Extinct genus of moths

Baltimartyria is an extinct genus of primitive metallic moths in the family Micropterigidae. The genus is solely known from the Early Eocene Baltic amber deposits in the Baltic Sea region of Europe. The genus currently contains two described species, Baltimartyria proavitella and Baltimartyria rasnitsyni.

==B. proavitella==
The first known fossil was originally studied and described by Hans Rebel of the Austrian Academy of Sciences in Vienna, Austria. Rebel named the species Micropterix proavitella, thinking it belonged to the modern genus Micropterix. Rebel published his description of the species in 1936. The fossil was reexamined in 1995 by the Polish entomologist Andrzej W. Skalski, who recognized the species was not a member of Micropterix and moved the species to the new genus Baltimartyria.

==B. rasnitsyni==
The second species of Baltimartyria described from Baltic amber is B. rasnitsyni which, like B. proavitella, is known from a single specimen. The holotype is included in the paleoentomology collections of the Museum für Naturkunde, Berlin, as specimen MB.I 5950. The holotype specimen is a complete male moth, included in a transparent section of amber with its wings partly spread.
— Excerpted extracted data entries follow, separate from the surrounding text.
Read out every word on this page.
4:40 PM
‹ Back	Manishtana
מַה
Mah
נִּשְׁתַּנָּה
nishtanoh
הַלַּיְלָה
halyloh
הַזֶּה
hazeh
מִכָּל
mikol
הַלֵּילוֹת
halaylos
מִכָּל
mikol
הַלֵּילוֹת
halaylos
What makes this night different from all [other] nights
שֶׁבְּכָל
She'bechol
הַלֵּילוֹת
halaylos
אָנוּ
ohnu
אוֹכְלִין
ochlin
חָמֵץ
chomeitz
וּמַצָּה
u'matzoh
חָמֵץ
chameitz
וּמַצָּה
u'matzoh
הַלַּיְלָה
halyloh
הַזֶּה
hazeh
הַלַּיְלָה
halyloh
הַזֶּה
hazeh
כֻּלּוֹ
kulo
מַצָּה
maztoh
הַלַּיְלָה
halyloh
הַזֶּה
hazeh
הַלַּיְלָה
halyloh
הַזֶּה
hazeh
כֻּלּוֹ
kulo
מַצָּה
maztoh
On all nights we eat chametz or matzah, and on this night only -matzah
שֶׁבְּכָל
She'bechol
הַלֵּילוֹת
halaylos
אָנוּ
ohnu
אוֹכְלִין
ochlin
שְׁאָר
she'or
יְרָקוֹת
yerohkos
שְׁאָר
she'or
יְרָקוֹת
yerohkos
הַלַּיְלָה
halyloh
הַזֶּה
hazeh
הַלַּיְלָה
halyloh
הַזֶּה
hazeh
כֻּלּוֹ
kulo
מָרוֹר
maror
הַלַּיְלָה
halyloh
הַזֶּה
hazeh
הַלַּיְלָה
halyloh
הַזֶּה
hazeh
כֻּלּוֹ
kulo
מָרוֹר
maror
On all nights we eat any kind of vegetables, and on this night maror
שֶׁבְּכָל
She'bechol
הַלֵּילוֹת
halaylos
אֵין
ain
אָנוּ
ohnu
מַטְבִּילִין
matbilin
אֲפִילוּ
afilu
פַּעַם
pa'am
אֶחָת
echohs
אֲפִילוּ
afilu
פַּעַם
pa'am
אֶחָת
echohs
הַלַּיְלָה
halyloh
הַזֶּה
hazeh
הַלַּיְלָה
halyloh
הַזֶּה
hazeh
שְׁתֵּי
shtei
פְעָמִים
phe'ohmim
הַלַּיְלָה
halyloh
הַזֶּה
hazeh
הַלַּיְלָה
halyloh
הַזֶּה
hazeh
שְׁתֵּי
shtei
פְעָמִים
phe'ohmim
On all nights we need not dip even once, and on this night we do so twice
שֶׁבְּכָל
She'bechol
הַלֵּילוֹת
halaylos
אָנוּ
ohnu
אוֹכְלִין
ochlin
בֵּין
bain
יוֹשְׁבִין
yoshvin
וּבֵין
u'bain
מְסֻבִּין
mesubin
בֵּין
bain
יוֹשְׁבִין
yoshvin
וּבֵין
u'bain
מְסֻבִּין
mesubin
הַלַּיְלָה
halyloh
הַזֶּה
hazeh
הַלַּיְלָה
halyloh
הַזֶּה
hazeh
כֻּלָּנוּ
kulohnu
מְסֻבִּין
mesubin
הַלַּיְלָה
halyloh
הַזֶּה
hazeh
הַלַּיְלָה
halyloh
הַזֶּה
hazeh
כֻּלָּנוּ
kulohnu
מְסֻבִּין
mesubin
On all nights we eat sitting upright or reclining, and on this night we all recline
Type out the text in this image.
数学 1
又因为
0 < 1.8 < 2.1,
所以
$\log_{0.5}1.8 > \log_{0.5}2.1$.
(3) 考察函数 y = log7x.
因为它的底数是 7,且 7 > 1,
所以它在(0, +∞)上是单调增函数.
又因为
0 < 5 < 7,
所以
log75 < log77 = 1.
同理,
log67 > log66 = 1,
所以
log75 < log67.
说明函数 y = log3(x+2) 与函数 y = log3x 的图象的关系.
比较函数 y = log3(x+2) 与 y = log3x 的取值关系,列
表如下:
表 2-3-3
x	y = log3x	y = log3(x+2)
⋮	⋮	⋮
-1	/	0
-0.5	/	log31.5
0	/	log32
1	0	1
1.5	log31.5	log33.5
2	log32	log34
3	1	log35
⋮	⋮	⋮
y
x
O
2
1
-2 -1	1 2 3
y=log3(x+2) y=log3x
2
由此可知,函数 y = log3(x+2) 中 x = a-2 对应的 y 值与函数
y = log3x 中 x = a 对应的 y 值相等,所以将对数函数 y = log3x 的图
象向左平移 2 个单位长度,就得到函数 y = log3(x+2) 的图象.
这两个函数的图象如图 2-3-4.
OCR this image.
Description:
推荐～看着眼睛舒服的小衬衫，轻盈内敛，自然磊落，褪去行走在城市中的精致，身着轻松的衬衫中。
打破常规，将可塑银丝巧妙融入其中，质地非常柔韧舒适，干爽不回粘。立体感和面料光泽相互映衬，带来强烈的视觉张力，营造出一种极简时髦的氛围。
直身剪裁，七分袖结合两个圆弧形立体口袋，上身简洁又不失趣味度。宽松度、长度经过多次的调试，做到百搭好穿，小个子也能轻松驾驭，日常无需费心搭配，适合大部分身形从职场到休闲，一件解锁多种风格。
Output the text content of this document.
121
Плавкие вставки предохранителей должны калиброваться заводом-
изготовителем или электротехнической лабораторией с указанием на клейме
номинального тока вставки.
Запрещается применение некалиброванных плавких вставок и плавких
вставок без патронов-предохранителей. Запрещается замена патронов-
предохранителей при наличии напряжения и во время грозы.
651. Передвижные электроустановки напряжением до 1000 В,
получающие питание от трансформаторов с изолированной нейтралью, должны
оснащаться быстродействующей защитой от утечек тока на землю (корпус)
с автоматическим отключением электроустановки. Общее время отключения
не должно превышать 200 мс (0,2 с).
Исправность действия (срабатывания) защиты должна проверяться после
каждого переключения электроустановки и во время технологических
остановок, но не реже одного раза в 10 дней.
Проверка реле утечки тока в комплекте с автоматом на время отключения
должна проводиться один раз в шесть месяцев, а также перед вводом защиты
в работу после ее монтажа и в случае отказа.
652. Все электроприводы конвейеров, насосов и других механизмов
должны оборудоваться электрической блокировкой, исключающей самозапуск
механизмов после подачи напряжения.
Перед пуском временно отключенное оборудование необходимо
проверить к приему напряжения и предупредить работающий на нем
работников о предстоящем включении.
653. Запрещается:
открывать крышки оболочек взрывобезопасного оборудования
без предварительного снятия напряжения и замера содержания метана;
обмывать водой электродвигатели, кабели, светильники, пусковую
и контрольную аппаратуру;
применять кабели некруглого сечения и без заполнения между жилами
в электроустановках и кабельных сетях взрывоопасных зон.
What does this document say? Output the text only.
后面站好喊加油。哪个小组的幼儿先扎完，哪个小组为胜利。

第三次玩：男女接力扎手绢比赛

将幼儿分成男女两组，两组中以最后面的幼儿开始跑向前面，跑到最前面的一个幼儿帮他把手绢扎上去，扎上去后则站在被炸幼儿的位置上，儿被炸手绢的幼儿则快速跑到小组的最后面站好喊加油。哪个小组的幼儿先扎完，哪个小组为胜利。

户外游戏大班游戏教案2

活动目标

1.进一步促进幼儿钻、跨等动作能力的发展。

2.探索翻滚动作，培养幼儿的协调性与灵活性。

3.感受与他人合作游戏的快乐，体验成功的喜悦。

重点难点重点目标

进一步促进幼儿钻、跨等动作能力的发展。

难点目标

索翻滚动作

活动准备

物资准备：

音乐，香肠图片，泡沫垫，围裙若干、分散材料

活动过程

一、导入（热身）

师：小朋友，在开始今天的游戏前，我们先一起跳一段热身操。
Due to the positioning of the body the right antenna and right maxillary palps are not visible, while the top and inner sides of the genitalia are partly coated in a white coating. Overall the specimen has a body length of 3 mm and has a fore-wing length of 4 mm. B. rasnitsyni is distinguishable from B. proavitella by characters of the wing vein structure and the maxillary palps. While the R vein branches in B. proavitella all originate separately from the cell, whereas the R_{4} and R_{5} veins originate from a single vein that forks on the apex side of the cell. The species was described and named by Wolfram Mey in a 2011 paper published in the online and print journal ZooKeys. Mey notes that the type specimen had been sitting on his desk for a number of years prior to description. The generic placement was not recognized by Mey until Skalski's 1995 redescription of B. proavitella. Mey chose the specific epithet rasnitsyni to honor the eminent Russian paleoentomologist, Alexandr Pavlovich Rasnitsyn.